Susan accepting this kind offer, Mr Toots conducted her to his
dwelling, where they were received by the Matron in question who fully
justified his character of her, and by the Chicken who at first
supposed, on seeing a lady in the vehicle, that Mr Dombey had been
doubled up, ably to his old recommendation, and Miss Dombey abducted.
This gentleman awakened in Miss Nipper some considerable astonishment;
for, having been defeated by the Larkey Boy, his visage was in a state
of such great dilapidation, as to be hardly presentable in society
with comfort to the beholders. The Chicken himself attributed this
punishment to his having had the misfortune to get into Chancery early
in the proceedings, when he was severely fibbed by the Larkey one, and
heavily grassed. But it appeared from the published records of that
great contest that the Larkey Boy had had it all his own way from the
beginning, and that the Chicken had been tapped, and bunged, and had
received pepper, and had been made groggy, and had come up piping, and
had endured a complication of similar strange inconveniences, until he
had been gone into and finished.

After a good repast, and much hospitality, Susan set out for the
coach-office in another cabriolet, with Mr Toots inside, as before,
and the Chicken on the box, who, whatever distinction he conferred on
the little party by the moral weight and heroism of his character, was
scarcely ornamental to it, physically speaking, on account of his
plasters; which were numerous. But the Chicken had registered a vow,
in secret, that he would never leave Mr Toots (who was secretly pining
to get rid of him), for any less consideration than the good-will and
fixtures of a public-house; and being ambitious to go into that line,
and drink himself to death as soon as possible, he felt it his cue to
make his company unacceptable.

The night-coach by which Susan was to go, was on the point of
departure. Mr Toots having put her inside, lingered by the window,
irresolutely, until the driver was about to mount; when, standing on
the step, and putting in a face that by the light of the lamp was
anxious and confused, he said abruptly:

'I say, Susan!
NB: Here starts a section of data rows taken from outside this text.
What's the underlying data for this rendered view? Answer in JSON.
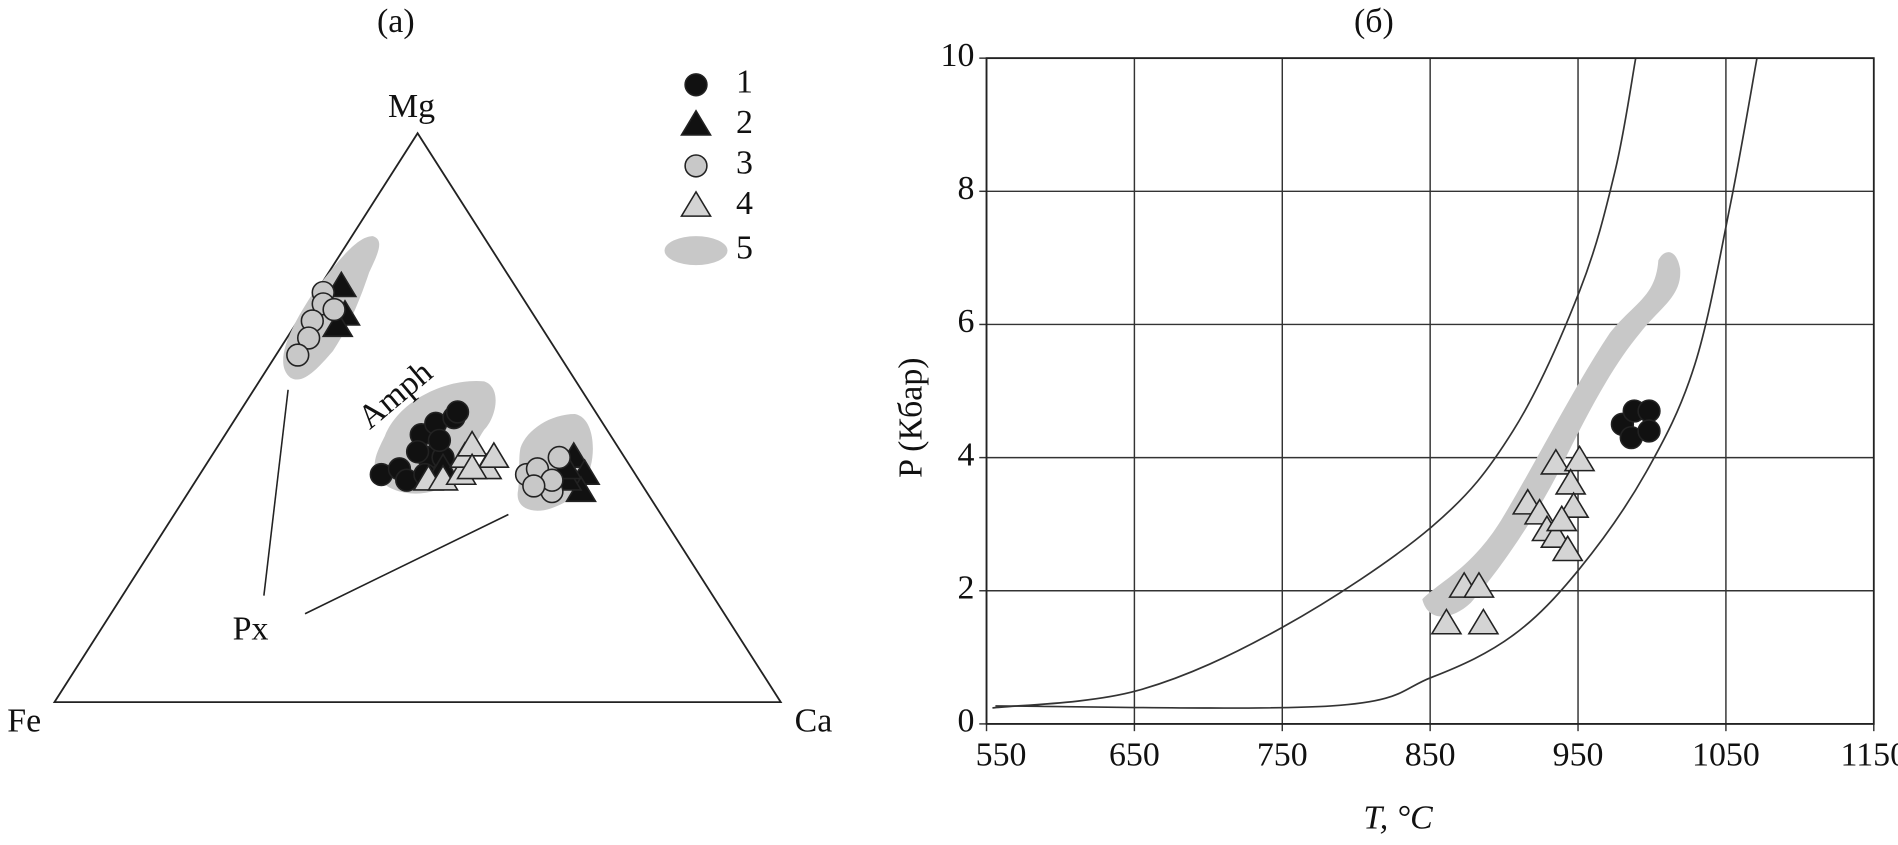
{
  "chart_data": [
    {
      "type": "ternary",
      "title": "(a)",
      "vertices": {
        "top": "Mg",
        "left": "Fe",
        "right": "Ca"
      },
      "labels": [
        "Amph",
        "Px"
      ],
      "series": [
        {
          "name": "1",
          "color": "#111111",
          "marker": "circle",
          "Mg": [
            40,
            41,
            39,
            43,
            40,
            43,
            47,
            49,
            50,
            51,
            46,
            44
          ],
          "Ca": [
            25,
            27,
            29,
            30,
            31,
            32,
            27,
            28,
            30,
            30,
            30,
            28
          ],
          "Fe": [
            35,
            32,
            32,
            27,
            29,
            25,
            26,
            23,
            20,
            19,
            24,
            28
          ]
        },
        {
          "name": "2",
          "color": "#111111",
          "marker": "triangle",
          "Mg": [
            73,
            68,
            66,
            41,
            43,
            40,
            37,
            39,
            41
          ],
          "Ca": [
            3,
            6,
            6,
            33,
            50,
            53,
            54,
            51,
            50
          ],
          "Fe": [
            24,
            26,
            28,
            26,
            7,
            7,
            9,
            10,
            9
          ]
        },
        {
          "name": "3",
          "color": "#c8c8c8",
          "marker": "circle",
          "Mg": [
            72,
            70,
            69,
            67,
            64,
            61,
            40,
            41,
            37,
            39,
            43,
            38
          ],
          "Ca": [
            1,
            2,
            4,
            2,
            3,
            3,
            45,
            46,
            50,
            49,
            48,
            47
          ],
          "Fe": [
            27,
            28,
            27,
            31,
            33,
            36,
            15,
            13,
            13,
            12,
            9,
            15
          ]
        },
        {
          "name": "4",
          "color": "#d4d4d4",
          "marker": "triangle",
          "Mg": [
            39,
            39,
            40,
            43,
            45,
            41,
            43,
            41
          ],
          "Ca": [
            32,
            34,
            36,
            35,
            35,
            39,
            39,
            37
          ],
          "Fe": [
            29,
            27,
            24,
            22,
            20,
            20,
            18,
            22
          ]
        },
        {
          "name": "5",
          "color": "#c8c8c8",
          "marker": "field"
        }
      ]
    },
    {
      "type": "scatter",
      "title": "(б)",
      "x_label": "T, °C",
      "y_label": "P (Кбар)",
      "xlim": [
        550,
        1150
      ],
      "xticks": [
        550,
        650,
        750,
        850,
        950,
        1050,
        1150
      ],
      "ylim": [
        0,
        10
      ],
      "yticks": [
        0,
        2,
        4,
        6,
        8,
        10
      ],
      "grid": true,
      "series": [
        {
          "name": "1",
          "color": "#111111",
          "marker": "circle",
          "x": [
            980,
            988,
            998,
            986,
            998
          ],
          "values": [
            4.5,
            4.7,
            4.7,
            4.3,
            4.4
          ]
        },
        {
          "name": "4",
          "color": "#d4d4d4",
          "marker": "triangle",
          "x": [
            861,
            886,
            873,
            883,
            916,
            924,
            935,
            951,
            945,
            929,
            947,
            935,
            943,
            939
          ],
          "values": [
            1.5,
            1.5,
            2.05,
            2.05,
            3.3,
            3.15,
            3.9,
            3.95,
            3.6,
            2.9,
            3.25,
            2.8,
            2.6,
            3.05
          ]
        },
        {
          "color": "#333333",
          "marker": "line",
          "x": [
            554,
            652,
            750,
            851,
            906,
            951,
            975,
            989
          ],
          "values": [
            0.24,
            0.5,
            1.45,
            2.96,
            4.4,
            6.5,
            8.3,
            10
          ]
        },
        {
          "color": "#333333",
          "marker": "line",
          "x": [
            556,
            783,
            851,
            906,
            951,
            996,
            1029,
            1053,
            1071
          ],
          "values": [
            0.27,
            0.27,
            0.7,
            1.33,
            2.33,
            3.78,
            5.4,
            7.8,
            10
          ]
        }
      ]
    }
  ]
}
Miss Dombey, you know - '

'Yes, Sir.'

'Do you think she could - you know - eh?'

'I beg your pardon, Mr Toots,' said Susan, 'but I don't hear you.

'Do you think she could be brought, you know - not exactly at once,
but in time - in a long time - to - to love me, you know? There!' said
poor Mr Toots.

'Oh dear no!' returned Susan, shaking her head. 'I should say,
never. Never!'

'Thank'ee!' said Mr Toots. 'It's of no consequence. Good-night.